Juror B37 told CNN's Anderson Cooper, "I think she felt inadequate toward everyone because of her education and her communication skills. I just felt sadness for her."
INSIDE EDITION's Deborah Norville interviewed Rachel Jeantel, the star witness for the prosecution today in New York.
In response to juror B37's remarks, Jeantel told Norville, "I'm pissed off. She don't know me. She's judging me. Stop judging me."
The feisty 19-year-old high school senior was called to the stand because she was on the phone with Trayvon Martin the night of his fateful encounter with George Zimmerman.
Norville asked, "To clear things up, [Trayvon Martin] buddies or boyfriend, girlfriend?"
Smiling, Jeantal said, "Next question."
Norville replied, "Yes ma'am. I get that."
At the trial, Jeantel famously sparred with defense attorney Don West. At one point in the trial, West asked Jeantel, "Are you claiming in any way that you don't understand English?"
Jeantel replied to West, "I understand you. I understand you. I do understand English!"
"I stand my ground. You're not going to attack me because I'm not your child," Jeantel told Norville.
"Did you think he was trying to insult you?" asked Norville.
"Yes! You're an adult trying to attack a teenager," replied Jeantel.
Jeantel drew a lot of criticism for her communication skills. But she explained to Norville that she has an untreated underbite that causes her to have difficulty speaking.
"I keep working on it, but I know I have to do the surgery to push back because I'm under my tongue, talking under my tongue," she explained.
After Jeantel wrapped up her testimony, Don West's daughter posted a photo to Instagram showing the defense attorney and his two daughters eating ice cream cones. The caption read: "We beat stupidity celebration cones. Dadkilledit."
Jeantel said, "I don't call all blondes dumb, but that's the dumb ones who are trying to prove a point that daddy win. No, ain't win, honey."
It's easy to see why Jeantel's fiery personality riveted court watchers. Some ridiculed her.

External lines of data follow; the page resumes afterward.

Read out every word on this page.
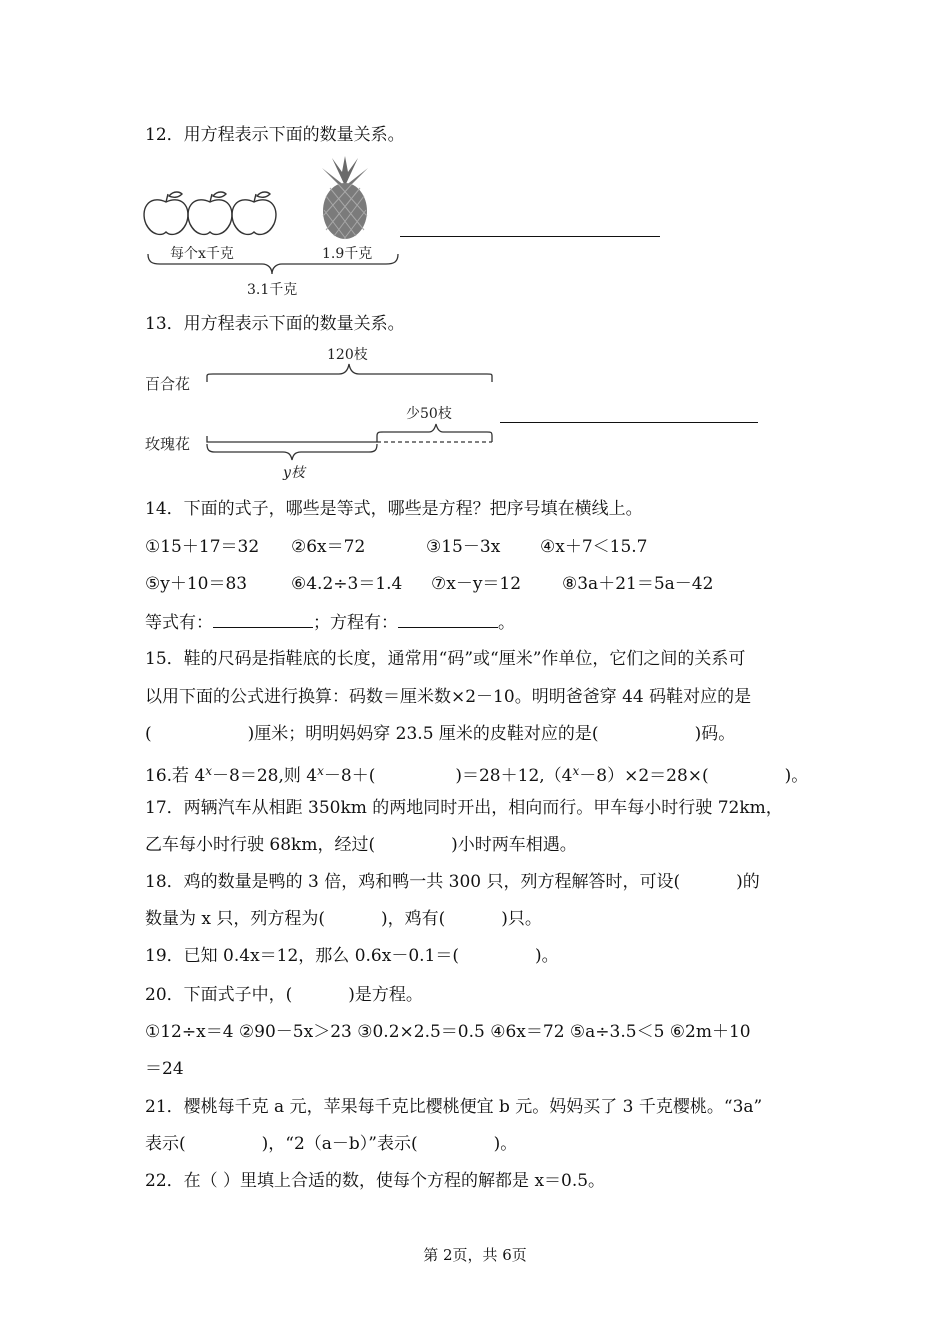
12．用方程表示下面的数量关系。
每个x千克	1.9千克
3.1千克
13．用方程表示下面的数量关系。
120枝
百合花
少50枝
玫瑰花
y枝
14．下面的式子，哪些是等式，哪些是方程？把序号填在横线上。
①15＋17＝32 ②6x＝72	③15－3x ④x＋7＜15.7
⑤y＋10＝83	⑥4.2÷3＝1.4 ⑦x－y＝12 ⑧3a＋21＝5a－42
等式有：	；方程有：	。
15．鞋的尺码是指鞋底的长度，通常用“码”或“厘米”作单位，它们之间的关系可
以用下面的公式进行换算：码数＝厘米数×2－10。明明爸爸穿 44 码鞋对应的是
(	)厘米；明明妈妈穿 23.5 厘米的皮鞋对应的是(	)码。
16.若 $4^x-8=28$,则 $4^x-8+$(	)$=28+12,(4^x-8)\times 2=28\times$(	)。
17．两辆汽车从相距 350km 的两地同时开出，相向而行。甲车每小时行驶 72km，
乙车每小时行驶 68km，经过(	)小时两车相遇。
18．鸡的数量是鸭的 3 倍，鸡和鸭一共 300 只，列方程解答时，可设(	)的
数量为 x 只，列方程为(	)，鸡有(	)只。
19．已知 0.4x＝12，那么 0.6x－0.1＝(	)。
20．下面式子中，(	)是方程。
①12÷x＝4 ②90－5x＞23 ③0.2×2.5＝0.5 ④6x＝72 ⑤a÷3.5＜5 ⑥2m＋10
＝24
21．樱桃每千克 a 元，苹果每千克比樱桃便宜 b 元。妈妈买了 3 千克樱桃。“3a”
表示(	)，“2（a－b）”表示(	)。
22．在（ ）里填上合适的数，使每个方程的解都是 x＝0.5。
第 2页，共 6页
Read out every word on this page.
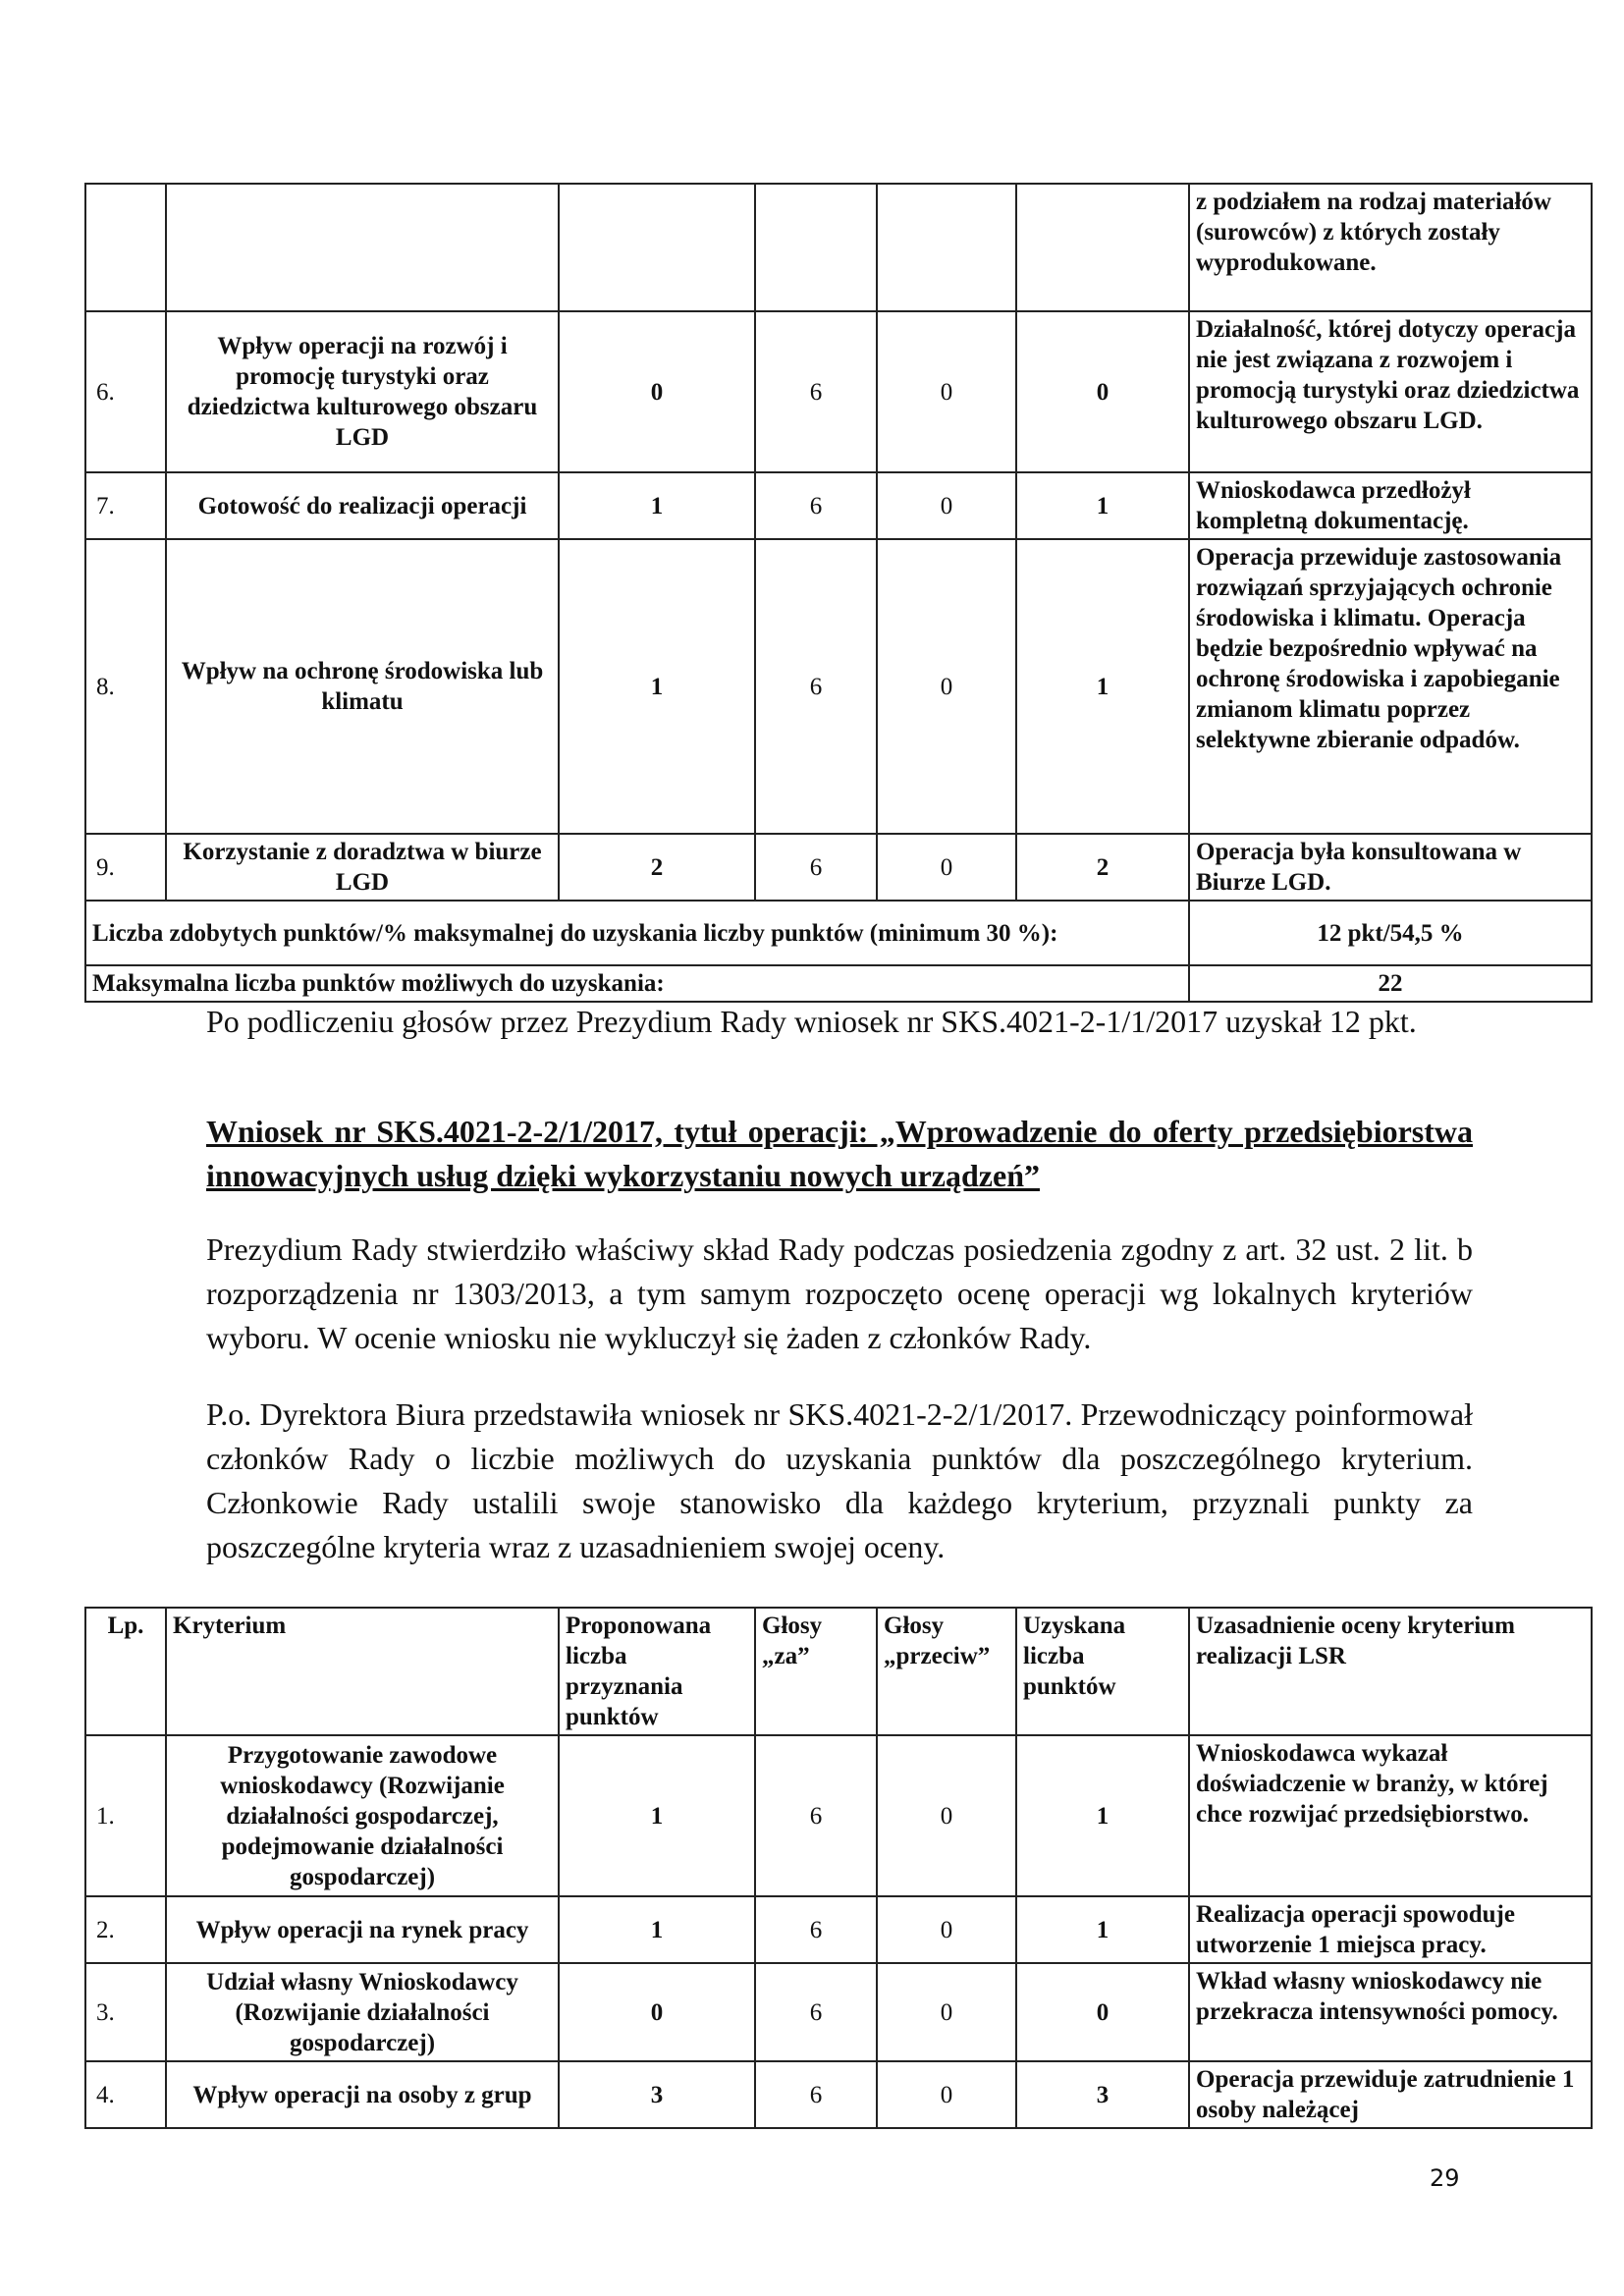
						z podziałem na rodzaj materiałów (surowców) z których zostały wyprodukowane.
6.	Wpływ operacji na rozwój i promocję turystyki oraz dziedzictwa kulturowego obszaru LGD	0	6	0	0	Działalność, której dotyczy operacja nie jest związana z rozwojem i promocją turystyki oraz dziedzictwa kulturowego obszaru LGD.
7.	Gotowość do realizacji operacji	1	6	0	1	Wnioskodawca przedłożył kompletną dokumentację.
8.	Wpływ na ochronę środowiska lub klimatu	1	6	0	1	Operacja przewiduje zastosowania rozwiązań sprzyjających ochronie środowiska i klimatu. Operacja będzie bezpośrednio wpływać na ochronę środowiska i zapobieganie zmianom klimatu poprzez selektywne zbieranie odpadów.
9.	Korzystanie z doradztwa w biurze LGD	2	6	0	2	Operacja była konsultowana w Biurze LGD.
Liczba zdobytych punktów/% maksymalnej do uzyskania liczby punktów (minimum 30 %):						12 pkt/54,5 %
Maksymalna liczba punktów możliwych do uzyskania:						22
Po podliczeniu głosów przez Prezydium Rady wniosek nr SKS.4021-2-1/1/2017 uzyskał 12 pkt.
Wniosek nr SKS.4021-2-2/1/2017, tytuł operacji: „Wprowadzenie do oferty przedsiębiorstwa innowacyjnych usług dzięki wykorzystaniu nowych urządzeń”
Prezydium Rady stwierdziło właściwy skład Rady podczas posiedzenia zgodny z art. 32 ust. 2 lit. b rozporządzenia nr 1303/2013, a tym samym rozpoczęto ocenę operacji wg lokalnych kryteriów wyboru. W ocenie wniosku nie wykluczył się żaden z członków Rady.
P.o. Dyrektora Biura przedstawiła wniosek nr SKS.4021-2-2/1/2017. Przewodniczący poinformował członków Rady o liczbie możliwych do uzyskania punktów dla poszczególnego kryterium. Członkowie Rady ustalili swoje stanowisko dla każdego kryterium, przyznali punkty za poszczególne kryteria wraz z uzasadnieniem swojej oceny.
Lp.	Kryterium	Proponowana liczba przyznania punktów	Głosy „za”	Głosy „przeciw”	Uzyskana liczba punktów	Uzasadnienie oceny kryterium realizacji LSR
1.	Przygotowanie zawodowe wnioskodawcy (Rozwijanie działalności gospodarczej, podejmowanie działalności gospodarczej)	1	6	0	1	Wnioskodawca wykazał doświadczenie w branży, w której chce rozwijać przedsiębiorstwo.
2.	Wpływ operacji na rynek pracy	1	6	0	1	Realizacja operacji spowoduje utworzenie 1 miejsca pracy.
3.	Udział własny Wnioskodawcy (Rozwijanie działalności gospodarczej)	0	6	0	0	Wkład własny wnioskodawcy nie przekracza intensywności pomocy.
4.	Wpływ operacji na osoby z grup	3	6	0	3	Operacja przewiduje zatrudnienie 1 osoby należącej
29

Norville said, "There were also people who were very positive and supportive of you. One commentator in particular said, 'Rachel stood and defended herself and Trayvon against the condescension, against the silencing and against the character attacks. For that, she should be commended and thanked.' When you hear something like that, how do you feel?"
"I'm glad I was there. I'm glad I'm standing for Trayvon," replied Jeantel.
Jeantel said she had a feeling the all-female jury of five whites and one hispanic would find George Zimmerman not guilty because she says they couldn't relate to young people like Trayvon and herself.
"What was your thought when you looked over and saw thoese six ladies? What did you think?" asked Norville.
"They too old," she answered.
Attorney Rod Vereen is representing Rachel Jeantel. He thinks the prosecution failed to clarify Jeantel's testimony for the jury.
"The faces that they were making sometimes lead me to believe that they didn't understand exactly what she meant by certain lingo that she was using. The prosecution needs to go in say, 'Explain that Rachel. What do you mean by that?' They didn't do that," said Vereen.
Jeantel says her grades suffered as a result of her involvement in the trial, but an incredible opportunity has come her way thanks to her exposure. She has just been offered two scholarships to college.
Now, Jeantel says going to college will help her to honor the legacy of her friend, Trayvon Martin.
"As an African American, you're not representing only yourself, you're representing all African Americans. So you got to make something out of yourself," said Jeantel.